Not everyone was pleased with Adele’s head-turning look in her latest Instagram post on Sunday, which featured her wearing a Jamaican flag bikini top, tie-dye pants and putting her hair in bantu knots, a traditionally African hairstyle. The singer was paying tribute to the canceled Notting Hill Carnival in London — which is led each August by members of the British West Indian community and is a major event in Black British culture — that was supposed to take place over the weekend but couldn’t because of the ongoing coronavirus pandemic.
Adele captioned her photo, “Happy what would be Notting Hill Carnival my beloved London.”
The post has already received over four and a half million likes and received over 95,000 comments, though not all of them are positive. Some Instagram users accused the 32-year-old singer of cultural appropriation with her look.
Happy what would be Notting Hill Carnival my beloved London ????
A post shared by Adele (@adele) on
“Dear white people, please just be yourselves and stop it for good with cultural appropriation,” one comment reads. “Adele the bantu knots were unnecessary. The Jamaican flag bikini top was unnecessary… Please just stop it.”
“Notice how it’s a whole bunch of WHITE people telling her she looks good with those AFRICAN bantu knots in her head, and those are the people she’s going to listen to instead of the BLACK people who are saying this is culture appropriation,” another comment reads.
One user replied back to the latter comment, “*appreciation. She never said or did anything disrespectful to Jamaicans or the culture.”
Some had a particular issue with the double standard when it comes to bantu knots, which involves sectioning the hair with square or triangular parts and fastening it into tight buns.
“She could’ve educated herself about it first,” one comment reads. “Some hairstyles are cultural and it’s just odd seeing someone do this hairstyle and getting praised and loved for it, but when a black girl does it it’s ghetto and unprofessional?”

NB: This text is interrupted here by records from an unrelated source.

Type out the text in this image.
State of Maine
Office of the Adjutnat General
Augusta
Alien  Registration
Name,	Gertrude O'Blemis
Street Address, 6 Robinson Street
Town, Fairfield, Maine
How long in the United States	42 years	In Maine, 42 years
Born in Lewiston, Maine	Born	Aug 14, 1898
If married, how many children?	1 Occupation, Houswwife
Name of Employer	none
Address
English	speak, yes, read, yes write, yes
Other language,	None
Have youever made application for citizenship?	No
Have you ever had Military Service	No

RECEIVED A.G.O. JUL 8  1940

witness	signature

Still, Adele had her fair share of defenders, one fan writing, “MANY of you don’t understand the difference between APPROPRIATION and APPRECIATION. Adele, sweetie you look amazing 💕.”
Another comment reads, “Imagine getting mad over someone embracing your culture and showing it off to millions of people 🤡🤡. Ya’ll gotta stop.”
ET has reached out to Adele for comment.
Meanwhile, back in June, Adele Instagrammed about the death of George Floyd in support of the Black Lives Matter movement.
“Be righteously angered but be focused!” she wrote. “Keep listening, keep asking and keep learning! It’s important we don’t get disheartened, hijacked or manipulated right now. This is about systematic racism, this is about police violence and it’s about inequality. And this isn’t only about America! Racism is alive and well everywhere. I wholeheartedly stand in solidarity with the fight for freedom, liberation and justice ♥️ #blacklivesmatter #georgefloyd #saytheirnames.”
In August, she also showed her support for Beyonce’s visual album, Black Is King, which celebrates Black history and empowerment.